Hi Freaks,
I've been immersing myself into learning FFT and, since finding it a little tedious, I thought I might seek some guidance from the brains-trust on whether its likely to be the right way to go before investing too much time on something that isn't. (Ain't commercial life fun!)
Essentially I'm measuring impedance (or least the real part of it) of a battery insitu. So far I'm doing this by injecting a 1kHz stimulus current (measured across sense resistor) and measuring the resultant voltage across the battery.
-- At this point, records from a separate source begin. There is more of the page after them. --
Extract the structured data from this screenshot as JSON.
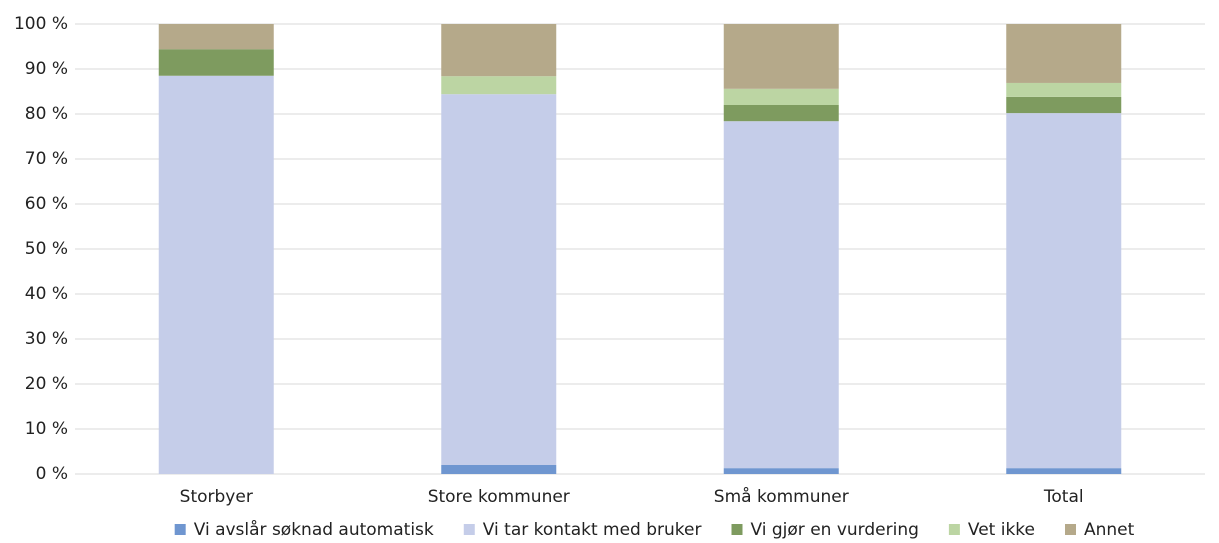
{
  "chart_data": {
    "type": "stacked_bar",
    "categories": [
      "Storbyer",
      "Store kommuner",
      "Små kommuner",
      "Total"
    ],
    "series": [
      {
        "name": "Vi avslår søknad automatisk",
        "color": "#6f96d0",
        "values": [
          0,
          2,
          1.3,
          1.3
        ]
      },
      {
        "name": "Vi tar kontakt med bruker",
        "color": "#c5cde9",
        "values": [
          88.5,
          82.4,
          77.1,
          78.9
        ]
      },
      {
        "name": "Vi gjør en vurdering",
        "color": "#7e9b5f",
        "values": [
          5.9,
          0,
          3.6,
          3.6
        ]
      },
      {
        "name": "Vet ikke",
        "color": "#bcd5a3",
        "values": [
          0,
          4,
          3.6,
          3.1
        ]
      },
      {
        "name": "Annet",
        "color": "#b5a98a",
        "values": [
          5.6,
          11.6,
          14.4,
          13.1
        ]
      }
    ],
    "ylim": [
      0,
      100
    ],
    "yticks": [
      {
        "value": 0,
        "label": "0 %"
      },
      {
        "value": 10,
        "label": "10 %"
      },
      {
        "value": 20,
        "label": "20 %"
      },
      {
        "value": 30,
        "label": "30 %"
      },
      {
        "value": 40,
        "label": "40 %"
      },
      {
        "value": 50,
        "label": "50 %"
      },
      {
        "value": 60,
        "label": "60 %"
      },
      {
        "value": 70,
        "label": "70 %"
      },
      {
        "value": 80,
        "label": "80 %"
      },
      {
        "value": 90,
        "label": "90 %"
      },
      {
        "value": 100,
        "label": "100 %"
      }
    ],
    "grid": true,
    "legend": "bottom"
  }
}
This involves talking an RMS calculation of both V & I wave forms, a bit of ohms law, and job done.
Problem is this only works properly when there is no charger ripple present across the battery.
At this point I have achieved some reasonable results (within a few mohm) by taking 2 sets of measurements, 1 with and 1 without the stimulus current applied, taking the difference, after correcting for phase shift, and then performing the RMS calc. This has been optimised for a narrow range of freq say ±15Hz.
Unfortunately, the charger ripple frequency can vary between charger models. So far I have measured ~150Hz but have others expected to be anything up to 300Hz.
Also, the sampling freq and window length make the RMS calculation frequency dependent so I'm considering alternative methods such as Standard Deviation, FFT, Goertzel which I believe should also eliminate need for the phase-shift/subtraction.
Ultimately I would like readings for both the rms charger ripple and the rms stimulus current. Are the amplitudes or magnitudes output by an FFT likely to be usable for absolute level measurement? Would the Goertzel algorithm be the go given the known 1kHz stimulus or would that fall out of the FFT while looking for the unknown frequency ripple.
Is it perhaps better/easier to just measure the frequency, say zero crossings and then adjust the sample rate and window length to suit? Sort of auto-tuned to the particular installation if you like?
I will be most grateful for any thoughts, ideas, suggestions or other.